Торжественно-черные окна — с теплосберегающими рамами фирмы «Андерсен», на кривошипах, работавших как часы, когда были новыми, но со временем скопившими грязь и ржавчину и ставших норовистыми и тугими, — молчаливо осуждали их за подобную легкомысленную болтовню. В безмолвной скорби они взирали на колдовские тени сомкнутого круга вдов с квадратными плечами.
— А колода карт зачем? — спросила Сьюки. Ее голос, самый беспечный и молодой среди голосов трех подруг, в ожидании тех сил, кои должны были вот-вот оказать себя, становился натянуто-звонким. — Мы собираемся сыграть в «дурака»?
И снова никто не засмеялся в ответ. Вселенная содержит огромные объемы пустоты, но эти колоссальные пустоты между звездами являются громоздкими дверьми, которые можно открыть и впустить неожиданные ветры и бормотание лениво пробуждающихся неземных сил.
— Это карты таро, — объяснила Александра. — Я купила их в городе. Давайте сядем. — Ее голос звучал теперь ровно, ласково, но при этом твердо. — Всем удобно на подушках? Для ног места достаточно?
По правде сказать, сначала было непросто устроиться на площади, не превышающей площадь кровати, без того чтобы твои руки или ноги не мешали другим, а также — поскольку колени приходилось либо сгибать, либо разводить, — не выставив напоказ мохнатые и пахучие сокровенные части тела, названия которых на протяжении многих христианских веков было запрещено даже произносить вслух.
Александра подняла маленький серебряный колокольчик, звенящий осколок канувшей в Лету классовой системы, и легко встряхнула его, словно желала позвать прислугу. Призывный перелив кругами, все шире и шире, стал расходиться за пределы магического круга.
— Посмотрим, помним ли мы еще имена тех, кто составляет Ее свиту, — тихо сказала Александра и начала медленно перечислять: — Аураи, Ханлии, Тамсии, Тилинос, Асамас, Зианор, Ауонейл.
Джейн подхватила со страстью страдалицы, доведенной терзаниями до святотатства:
— Цабаот, Мес-с-сия, Эмануель, Элчим, Эйбор, Йод, Хи, By, Хи! Потрясающе: я все еще помню!

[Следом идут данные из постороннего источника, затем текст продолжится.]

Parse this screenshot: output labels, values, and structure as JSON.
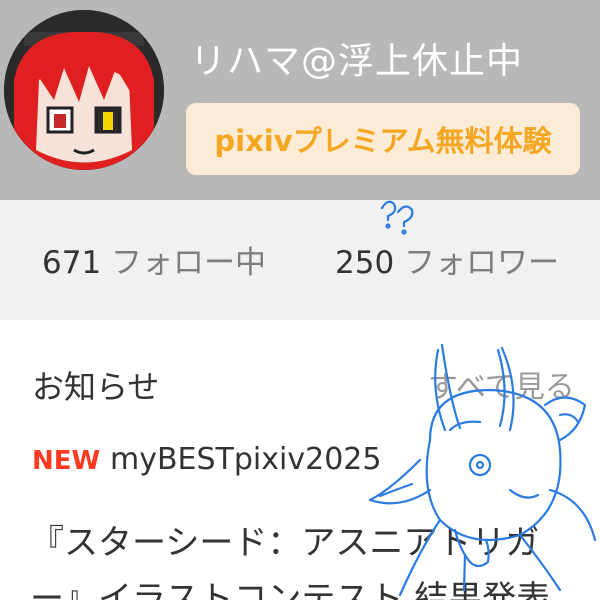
{
  "profile": {
    "username": "リハマ@浮上休止中",
    "premium_button": "pixivプレミアム無料体験"
  },
  "follow_stats": {
    "following_count": "671",
    "following_label": "フォロー中",
    "followers_count": "250",
    "followers_label": "フォロワー"
  },
  "news": {
    "title": "お知らせ",
    "see_all": "すべて見る",
    "item": {
      "badge": "NEW",
      "headline": "myBESTpixiv2025",
      "body": "『スターシード：アスニアトリガー』イラストコンテスト 結果発表"
    }
  },
  "colors": {
    "header_bg": "#b8b8b8",
    "premium_bg": "#fdecd5",
    "premium_text": "#f5a623",
    "new_badge": "#ff3a1f",
    "doodle_stroke": "#2b7be0"
  },
  "icons": [
    "avatar-image",
    "sketch-doodle"
  ]
}
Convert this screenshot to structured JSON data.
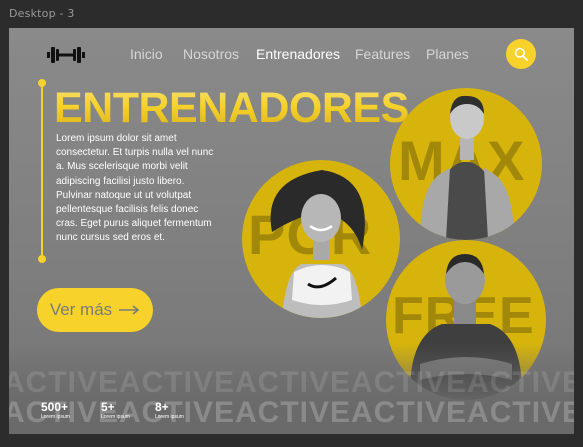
{
  "frame_label": "Desktop - 3",
  "colors": {
    "accent": "#f7d22a",
    "circle": "#d6b40c",
    "background": "#808080"
  },
  "header": {
    "logo_icon": "dumbbell-icon",
    "nav": [
      {
        "label": "Inicio"
      },
      {
        "label": "Nosotros"
      },
      {
        "label": "Entrenadores",
        "active": true
      },
      {
        "label": "Features"
      },
      {
        "label": "Planes"
      }
    ],
    "search_icon": "search-icon"
  },
  "hero": {
    "title": "ENTRENADORES",
    "body": "Lorem ipsum dolor sit amet consectetur. Et turpis nulla vel nunc a. Mus scelerisque morbi velit adipiscing facilisi justo libero. Pulvinar natoque ut ut volutpat pellentesque facilisis felis donec cras. Eget purus aliquet fermentum nunc cursus sed eros et.",
    "cta_label": "Ver más",
    "cta_icon": "arrow-right-icon"
  },
  "trainers": [
    {
      "word": "MAX"
    },
    {
      "word": "POR"
    },
    {
      "word": "FREE"
    }
  ],
  "marquee_text": "ACTIVEACTIVEACTIVEACTIVEACTIVEACTI",
  "stats": [
    {
      "value": "500+",
      "label": "Lorem ipsum"
    },
    {
      "value": "5+",
      "label": "Lorem ipsum"
    },
    {
      "value": "8+",
      "label": "Lorem ipsum"
    }
  ]
}
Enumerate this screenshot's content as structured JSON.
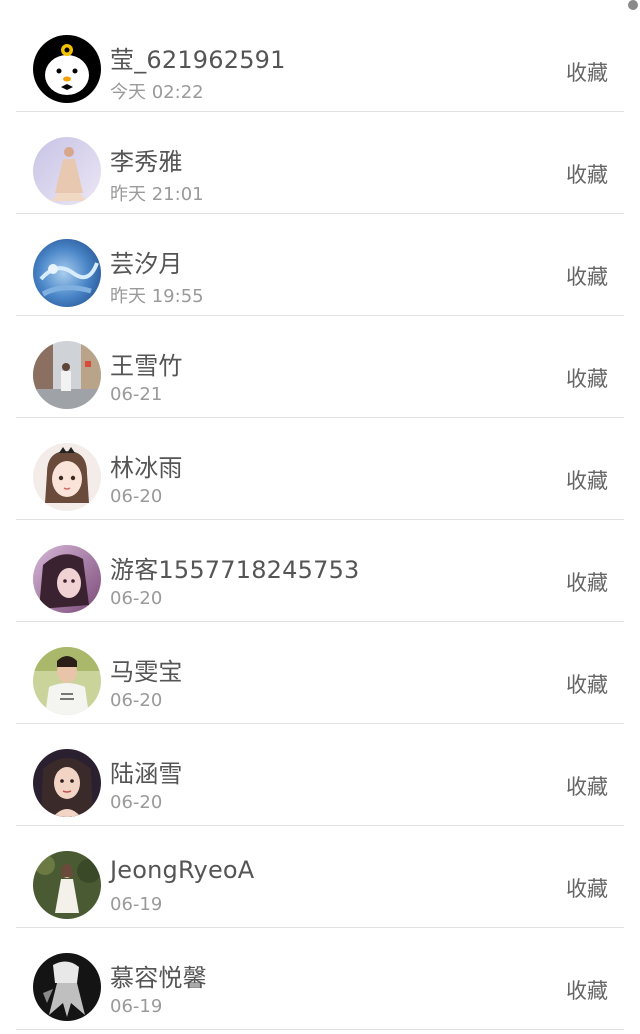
{
  "contacts": [
    {
      "name": "莹_621962591",
      "time": "今天 02:22",
      "action": "收藏",
      "avatar": "cartoon-chick"
    },
    {
      "name": "李秀雅",
      "time": "昨天 21:01",
      "action": "收藏",
      "avatar": "dress-photo"
    },
    {
      "name": "芸汐月",
      "time": "昨天 19:55",
      "action": "收藏",
      "avatar": "blue-painting"
    },
    {
      "name": "王雪竹",
      "time": "06-21",
      "action": "收藏",
      "avatar": "street-photo"
    },
    {
      "name": "林冰雨",
      "time": "06-20",
      "action": "收藏",
      "avatar": "anime-girl"
    },
    {
      "name": "游客1557718245753",
      "time": "06-20",
      "action": "收藏",
      "avatar": "purple-portrait"
    },
    {
      "name": "马雯宝",
      "time": "06-20",
      "action": "收藏",
      "avatar": "shirt-photo"
    },
    {
      "name": "陆涵雪",
      "time": "06-20",
      "action": "收藏",
      "avatar": "portrait-photo"
    },
    {
      "name": "JeongRyeoA",
      "time": "06-19",
      "action": "收藏",
      "avatar": "garden-photo"
    },
    {
      "name": "慕容悦馨",
      "time": "06-19",
      "action": "收藏",
      "avatar": "dark-photo"
    }
  ]
}
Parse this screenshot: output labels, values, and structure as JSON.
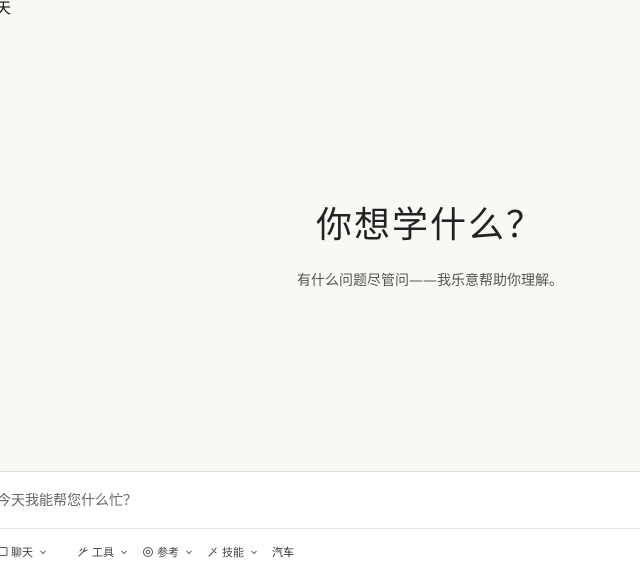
{
  "window": {
    "title_fragment": "天"
  },
  "hero": {
    "heading": "你想学什么？",
    "subheading": "有什么问题尽管问——我乐意帮助你理解。"
  },
  "composer": {
    "placeholder": "今天我能帮您什么忙？",
    "value": ""
  },
  "toolbar": {
    "mode_label": "聊天",
    "tools_label": "工具",
    "reference_label": "参考",
    "skills_label": "技能",
    "model_label": "汽车",
    "icons": {
      "mode": "chat-bubble-icon",
      "tools": "tools-icon",
      "reference": "at-sign-icon",
      "skills": "skills-icon",
      "chevron": "chevron-down-icon"
    }
  }
}
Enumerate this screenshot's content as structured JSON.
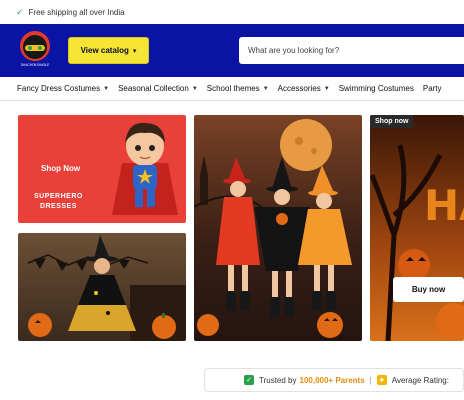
{
  "topbar": {
    "shipping_text": "Free shipping all over India",
    "check_color": "#2e9d4a"
  },
  "header": {
    "background": "#0a13a3",
    "logo_text": "DHACHOKSHASLE",
    "catalog_button": "View catalog",
    "search_placeholder": "What are you looking for?"
  },
  "nav": {
    "items": [
      {
        "label": "Fancy Dress Costumes"
      },
      {
        "label": "Seasonal Collection"
      },
      {
        "label": "School themes"
      },
      {
        "label": "Accessories"
      },
      {
        "label": "Swimming Costumes"
      },
      {
        "label": "Party"
      }
    ]
  },
  "banners": {
    "superhero": {
      "shop_now": "Shop Now",
      "title_line1": "SUPERHERO",
      "title_line2": "DRESSES"
    },
    "halloween": {
      "tag": "Shop now",
      "buy_now": "Buy now",
      "headline": "HA"
    }
  },
  "trust": {
    "prefix": "Trusted by",
    "highlight": "100,000+ Parents",
    "separator": "|",
    "rating_label": "Average Rating:"
  },
  "colors": {
    "accent_yellow": "#f6e534",
    "trust_orange": "#e18b0d",
    "banner_red": "#e9403a"
  }
}
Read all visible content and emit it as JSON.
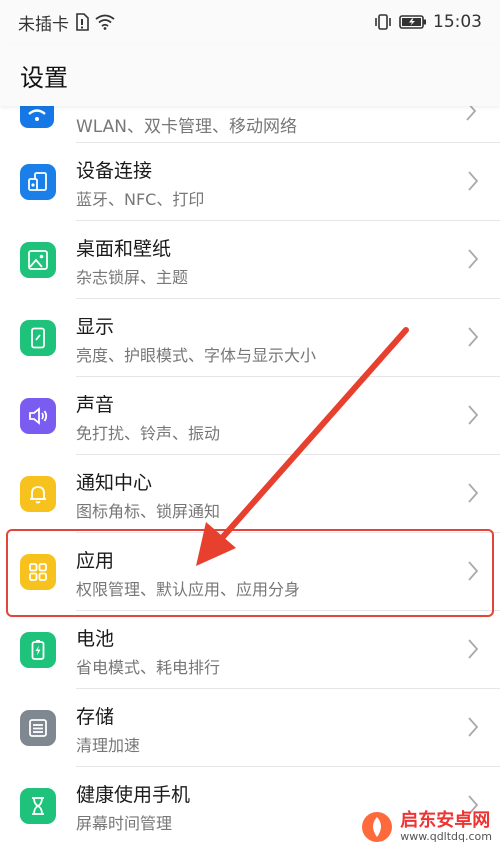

— Это было так давно, — сказала Сьюки и, запинаясь, продолжила: — Астачот, Адонаи, Агла — эти трое начинаются с «а», потом Он, Эль, Тетрагамматон, Шема, Аристон, Анафаксетон… Лекса, этого Ей вполне достаточно для свиты.
Молчание. Черные окна. Маленькие трепещущие свечные фитильки, протапливающие себе ямки в цветных восковых барабанчиках и источающие тошнотворный аромат, который перебивает любой другой запах, какой бы ни исходил из нечестивых промежностей распутниц, от гнезд некогда густых и упруго-курчавых, а ныне ставших жидкими и седыми волос, этих лобковых часов, которые десятилетие за десятилетием, невидимые под бельем, тикают, отсчитывая время.
— Богиня, ты здесь? — высоким голосом воззвала в тишине Александра. Она снова позвонила в колокольчик и после небольшой паузы спросила двух остальных: — Вы чувствуете вибрацию?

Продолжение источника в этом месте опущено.